HAMILTON, N.J. (AP) — With giant inflatable whales, signs that read "Drilling Is Killing" and chants of "Where's our meeting?" opponents of President Donald Trump's plan to open most of the nation's coastline to oil and natural gas drilling have staged boisterous rallies before public meetings held by the federal government on the topic.
That's because the public cannot speak to the assembled attendees at the meetings. The U.S. Bureau of Ocean Energy Management is meeting one on one with interested parties and allows people to comment online, including typing comments on laptops it provides. People also can hand bureau officials written comments to be included in the record.
What they can't do is get up at a microphone and address the room.
That has led drilling opponents on both coasts to hold their own meetings before the official ones begin. The latest took place Wednesday in Hamilton, just outside the state capitol of Trenton. One attendee wore a furry red lobster hat with claws protruding from both sides.
"They're dodging democracy," said Cindy Zipf, executive director of New Jersey's Clean Ocean Action environmental group, which was to hold a citizens' hearing before the bureau one begins. "The government works for the people. I understand it's uncomfortable to have a bad idea and be held accountable for it, but that's what they're proposing."

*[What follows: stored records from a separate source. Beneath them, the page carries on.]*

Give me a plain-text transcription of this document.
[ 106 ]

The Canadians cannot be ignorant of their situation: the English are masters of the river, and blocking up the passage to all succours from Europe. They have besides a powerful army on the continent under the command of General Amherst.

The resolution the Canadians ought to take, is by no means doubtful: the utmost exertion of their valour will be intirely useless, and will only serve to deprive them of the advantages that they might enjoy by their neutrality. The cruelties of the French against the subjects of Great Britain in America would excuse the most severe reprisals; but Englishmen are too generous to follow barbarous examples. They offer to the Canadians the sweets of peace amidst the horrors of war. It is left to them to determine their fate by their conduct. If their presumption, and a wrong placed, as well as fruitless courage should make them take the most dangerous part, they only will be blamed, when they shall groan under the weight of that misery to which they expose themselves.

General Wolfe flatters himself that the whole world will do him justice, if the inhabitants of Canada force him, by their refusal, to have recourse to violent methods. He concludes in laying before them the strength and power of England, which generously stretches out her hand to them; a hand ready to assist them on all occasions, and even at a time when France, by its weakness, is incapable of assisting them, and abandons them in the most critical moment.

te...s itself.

The Republican president's decision last month to open most of the nation's coast to oil and gas drilling horrified environmentalists, and many elected officials from both major political parties oppose it. But energy groups and some business organizations support it as a way to become less dependent on foreign energy.
The Bureau of Ocean Energy Management's chief environmental officer, William Brown, said Congress has mandated five-year energy plans since the Arab oil crisis of the 1970s sent prices rising.
"The charge is to develop a program that provides for the energy needs of the United States, balancing environmental risk with energy need," Brown told The Associated Press. "We all know renewable energy is something we should develop more of, but renewables are not going to take the place of fossil fuels immediately. The people who are going to read your story are mostly using cars."
Democratic Gov. Phil Murphy addressed the environmental rally by video link before the bureau meeting Wednesday, sending a message to Trump: "You will not drill off our precious shores! No way!"
Bureau spokeswoman Tracey Blythe Moriarty said the open house format lets people speak directly with agency staff to learn about the drilling proposal.
"We find this approach to be more effective than formal oral testimony," she said.
But many attendees at past meetings disagree.
Environmentalists rallied on the steps of the California state capitol in Sacramento before a bureau hearing there, citing damage from a 1969 oil rig spill in Santa Barbara and a broken oil pipe in Refugio Beach three years ago. People upset at not being able to speak publicly chanted "Where's our hearing?"
The bureau set up informational displays at its Feb. 8 meeting, including one titled "Why Oil Is Important."
Before a Feb. 8 meeting in Tallahassee, Florida, drilling foes invoked the Deepwater Horizon disaster, which fouled the Gulf of Mexico in 2010, and said they want to ensure that Department of the Interior Secretary Ryan Zinke's promise to exempt Florida from the drilling plan — the only exception publicly announced — remains in place.
In Oregon, some meeting attendees said bureau staff were unable to answer their questions about the drilling plan and were frustrated at being directed to a row of laptops to type out comments.